December second passed, and then December third, and all Snow could think about was Christmas and days. She knew how long she had until Christmas because of the joyous children. It always made Snow smile to see the young children being just that – children. Fire became more stressed at Ice’s saddened situation with each day, and soon all Snow thought about Christmas and days was that it was something to be afraid of and ignored. The temperature remained at approximately thirty degrees Fahrenheit, two degrees above the freezing temperature, and Ice lost even more of herself. Fire was less than half of her original size, whileSnow was three-quarters of hers.
“I will die soon, Fire and Snow, and you will be the ones left to educate the Cottage clan. Treat them well, as I have treated you,” Ice stated one evening. Fire became more distressed by the minute. “Don’t talk like that, Ice, you’re not going to die anytime soon.” This made Fire just as silent as Ice usually was – staring at the ground and the droplets splashing on the concrete below, draining their life away.

Days passed and Ice passed, leaving just Fire and Snow, alone. “I’ll be next,” claimed the tiny droplet. “Don’t talk like that, Fire!” Snow said. She had gotten over her earlier excitement and later aversion to the holiday. There were just twelve days left until Christmas, and Snow – a four inch long icicle – had gained a new perspective about the December holiday.

Like a child, Snow had been excited about Christmas when she was younger. Days later, she didn’t care for anything about the holiday except to see joy on the children’s faces. However, Snow had thought about Christmas and dying long enough to realize that it wasn’t just a holiday. It signified happiness and peace, even for just a day. She wasn’t going to make the same mistakes that her family members had – stressing out over a friend’s death. Sure, Ice had died, but she hadn’t focused her days on living. Sure, Fire was grieving, but she hadn’t focused her days on happiness. Snow’s new perspective about Christmas was joy. She was happy for the children who would doubtlessly receive gifts on Christmas. She loved to see happiness in their expressions; Christmas would bring lots of joy and happiness for Snow to enjoy. She’d become very wise as she lived.

Three days before Christmas, after Fire’s death and Snow’s reduction to an inch-long icicle, the children didn’t come out to play as they usually did. They had gone away for Christmas, Snow gathered from conversations the family had had with the neighbors. Now there would be no joy for me on Christmas, Snow thought hopelessly. She slept unhappily and woke unhappily for the next two nights, not expecting a miracle.
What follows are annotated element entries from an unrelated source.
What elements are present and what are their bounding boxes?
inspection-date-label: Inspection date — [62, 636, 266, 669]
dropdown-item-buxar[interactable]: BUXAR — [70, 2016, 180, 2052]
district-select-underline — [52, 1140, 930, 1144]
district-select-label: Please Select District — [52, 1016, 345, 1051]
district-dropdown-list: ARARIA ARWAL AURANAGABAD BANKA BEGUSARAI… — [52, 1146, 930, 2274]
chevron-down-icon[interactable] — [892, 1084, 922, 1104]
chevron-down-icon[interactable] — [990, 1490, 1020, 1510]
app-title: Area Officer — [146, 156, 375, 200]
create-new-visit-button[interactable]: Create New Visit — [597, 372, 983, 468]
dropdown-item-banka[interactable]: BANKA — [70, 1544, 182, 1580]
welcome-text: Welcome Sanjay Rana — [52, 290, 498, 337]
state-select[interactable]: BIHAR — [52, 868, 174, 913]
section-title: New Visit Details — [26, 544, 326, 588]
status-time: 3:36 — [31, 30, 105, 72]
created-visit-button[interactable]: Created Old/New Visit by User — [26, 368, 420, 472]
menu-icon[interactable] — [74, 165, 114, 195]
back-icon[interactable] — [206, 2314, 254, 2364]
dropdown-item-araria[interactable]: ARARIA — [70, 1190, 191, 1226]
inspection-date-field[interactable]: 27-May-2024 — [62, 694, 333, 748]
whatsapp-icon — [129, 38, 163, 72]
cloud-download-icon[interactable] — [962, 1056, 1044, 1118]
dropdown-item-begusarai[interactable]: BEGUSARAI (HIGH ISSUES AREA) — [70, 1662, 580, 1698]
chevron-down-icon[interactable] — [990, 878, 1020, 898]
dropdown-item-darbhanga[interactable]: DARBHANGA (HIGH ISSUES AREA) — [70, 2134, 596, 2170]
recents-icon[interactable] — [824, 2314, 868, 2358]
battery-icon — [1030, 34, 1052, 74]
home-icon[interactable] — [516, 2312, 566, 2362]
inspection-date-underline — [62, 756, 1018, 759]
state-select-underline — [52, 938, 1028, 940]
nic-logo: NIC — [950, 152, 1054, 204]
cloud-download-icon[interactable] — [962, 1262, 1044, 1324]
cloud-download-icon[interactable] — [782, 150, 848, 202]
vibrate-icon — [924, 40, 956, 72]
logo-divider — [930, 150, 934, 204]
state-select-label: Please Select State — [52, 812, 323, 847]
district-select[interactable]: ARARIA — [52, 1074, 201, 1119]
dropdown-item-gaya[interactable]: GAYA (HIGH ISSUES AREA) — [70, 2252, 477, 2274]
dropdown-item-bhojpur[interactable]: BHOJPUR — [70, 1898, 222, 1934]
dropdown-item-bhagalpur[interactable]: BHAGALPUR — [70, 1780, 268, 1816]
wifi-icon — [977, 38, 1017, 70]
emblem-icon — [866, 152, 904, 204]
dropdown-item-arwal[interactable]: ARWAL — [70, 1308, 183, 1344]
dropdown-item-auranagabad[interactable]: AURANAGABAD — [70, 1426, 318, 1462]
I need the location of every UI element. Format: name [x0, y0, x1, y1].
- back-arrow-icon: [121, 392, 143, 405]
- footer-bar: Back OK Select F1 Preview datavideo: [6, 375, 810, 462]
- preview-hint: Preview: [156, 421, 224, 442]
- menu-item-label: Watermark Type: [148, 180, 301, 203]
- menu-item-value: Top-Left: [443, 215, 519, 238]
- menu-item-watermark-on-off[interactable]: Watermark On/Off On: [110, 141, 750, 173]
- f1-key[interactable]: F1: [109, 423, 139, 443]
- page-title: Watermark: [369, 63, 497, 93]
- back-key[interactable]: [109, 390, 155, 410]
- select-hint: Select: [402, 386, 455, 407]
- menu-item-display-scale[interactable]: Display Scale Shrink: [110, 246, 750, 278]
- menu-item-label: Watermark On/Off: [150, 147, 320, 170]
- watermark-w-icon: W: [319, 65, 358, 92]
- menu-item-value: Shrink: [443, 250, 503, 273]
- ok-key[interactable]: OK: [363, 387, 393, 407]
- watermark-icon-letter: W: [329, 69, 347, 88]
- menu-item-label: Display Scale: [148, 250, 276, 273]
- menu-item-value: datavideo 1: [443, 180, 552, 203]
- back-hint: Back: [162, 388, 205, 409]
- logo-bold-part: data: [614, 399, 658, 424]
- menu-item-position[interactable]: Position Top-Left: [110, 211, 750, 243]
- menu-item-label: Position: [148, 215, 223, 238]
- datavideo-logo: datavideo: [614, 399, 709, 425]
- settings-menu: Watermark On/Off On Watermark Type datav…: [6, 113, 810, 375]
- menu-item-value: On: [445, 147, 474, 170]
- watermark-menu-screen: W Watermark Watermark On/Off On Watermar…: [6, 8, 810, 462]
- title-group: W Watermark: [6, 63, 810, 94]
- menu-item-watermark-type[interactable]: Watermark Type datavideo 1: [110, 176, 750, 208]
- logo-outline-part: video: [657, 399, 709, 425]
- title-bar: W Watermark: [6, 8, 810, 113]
On Christmas morning, Snow awoke as a frozen half-inch icicle, on the brink of death. She heard the excited shouts of children playing with new toys, and opened her eyes to see the two young children who inhabited the cottage playing on the front lawn. “Yay! Christmas!” they cheered excitedly. Snow blinked and liquidized, and she died.

Snow died happily, knowing that the children had indeed come back for Christmas. She died while seeing the joyous expressions and happy shouts of Christmas excitement. The young icicle named Snow died without being afraid; now perhaps another icicle can follow her example.

This story was based on the process of aging. As a young child, Christmas brings gifts and excitement. As a teenager, Christmas is just another season, but one that brings gifts. As an adult, Christmas brings the stress of buying gifts, decorating, and setting up a tree. As a senior, Christmas has a different value – joy at others’ happiness. This is the lesson that Snow learned in December Mourning.

The author's comments:
People have different views on holidays, but often, they are brought together by one common thing, no matter how small.